"It is some misunderstanding ..." began Andréi Yéfimitch, frightened by the lunatic's words. He shrugged his shoulders and repeated. "It is a misunderstanding of some kind."

Iván Dmítritch again spat, and lay down on his bed.

"Accursed life!" he growled. "But what is most bitter, most abominable of all, is that this life ends not with rewards for suffering, not with apotheoses as in operas, but in death; men come and drag the corpse by its arms and legs into the cellar. Brrrrrr!... Well, never mind!... For all that we have suffered in this, in the other world we will be repaid with a holiday! From the other world I shall return hither as a shadow, and terrify these monsters!... I will turn their heads grey!"

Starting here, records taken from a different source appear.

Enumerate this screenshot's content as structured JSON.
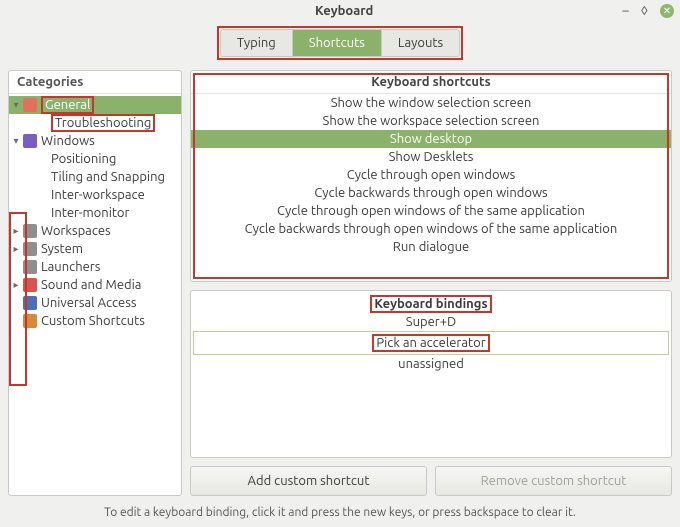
{
  "window": {
    "title": "Keyboard"
  },
  "tabs": {
    "typing": "Typing",
    "shortcuts": "Shortcuts",
    "layouts": "Layouts"
  },
  "sidebar": {
    "title": "Categories",
    "items": [
      {
        "label": "General",
        "depth": 0,
        "expander": "▾",
        "icon": "gear-icon",
        "color": "#e36f5f",
        "selected": true,
        "hl": true
      },
      {
        "label": "Troubleshooting",
        "depth": 1,
        "expander": "",
        "icon": "",
        "color": "",
        "selected": false,
        "hl": true
      },
      {
        "label": "Windows",
        "depth": 0,
        "expander": "▾",
        "icon": "windows-icon",
        "color": "#7a5fc0",
        "selected": false,
        "hl": false
      },
      {
        "label": "Positioning",
        "depth": 1,
        "expander": "",
        "icon": "",
        "color": "",
        "selected": false,
        "hl": false
      },
      {
        "label": "Tiling and Snapping",
        "depth": 1,
        "expander": "",
        "icon": "",
        "color": "",
        "selected": false,
        "hl": false
      },
      {
        "label": "Inter-workspace",
        "depth": 1,
        "expander": "",
        "icon": "",
        "color": "",
        "selected": false,
        "hl": false
      },
      {
        "label": "Inter-monitor",
        "depth": 1,
        "expander": "",
        "icon": "",
        "color": "",
        "selected": false,
        "hl": false
      },
      {
        "label": "Workspaces",
        "depth": 0,
        "expander": "▸",
        "icon": "workspaces-icon",
        "color": "#8f8f8f",
        "selected": false,
        "hl": false
      },
      {
        "label": "System",
        "depth": 0,
        "expander": "▸",
        "icon": "system-icon",
        "color": "#8f8f8f",
        "selected": false,
        "hl": false
      },
      {
        "label": "Launchers",
        "depth": 0,
        "expander": "",
        "icon": "launchers-icon",
        "color": "#8f8f8f",
        "selected": false,
        "hl": false
      },
      {
        "label": "Sound and Media",
        "depth": 0,
        "expander": "▸",
        "icon": "media-icon",
        "color": "#d9534f",
        "selected": false,
        "hl": false
      },
      {
        "label": "Universal Access",
        "depth": 0,
        "expander": "",
        "icon": "access-icon",
        "color": "#4a70b8",
        "selected": false,
        "hl": false
      },
      {
        "label": "Custom Shortcuts",
        "depth": 0,
        "expander": "",
        "icon": "custom-icon",
        "color": "#d58a3a",
        "selected": false,
        "hl": false
      }
    ]
  },
  "shortcuts": {
    "title": "Keyboard shortcuts",
    "rows": [
      "Show the window selection screen",
      "Show the workspace selection screen",
      "Show desktop",
      "Show Desklets",
      "Cycle through open windows",
      "Cycle backwards through open windows",
      "Cycle through open windows of the same application",
      "Cycle backwards through open windows of the same application",
      "Run dialogue"
    ],
    "selected_index": 2
  },
  "bindings": {
    "title": "Keyboard bindings",
    "rows": [
      "Super+D",
      "Pick an accelerator",
      "unassigned"
    ],
    "selected_index": 1
  },
  "buttons": {
    "add": "Add custom shortcut",
    "remove": "Remove custom shortcut"
  },
  "hint": "To edit a keyboard binding, click it and press the new keys, or press backspace to clear it."
}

Moséika entered the ward, and seeing the doctor, stretched out his hand, and said:

"Give me a kopeck!"


XVIII

Andréi Yéfimitch went across to the window, and looked out into the fields. It was getting dark, and on the horizon rose a cold, livid moon. Near the hospital railings, a hundred fathoms away, not more, rose a lofty, white building, surrounded by a stone wall. It was the prison.

"That is actuality," thought Andréi Yéfimitch, and he felt terrified.

Everything was terrible: the moon, the prison, the spikes in the fence, and the blaze in the distant bone-mill. Andréi Yéfimitch turned away from the window, and saw before him a man with glittering stars and orders upon his breast. The man smiled and winked cunningly. And this, too, seemed terrible.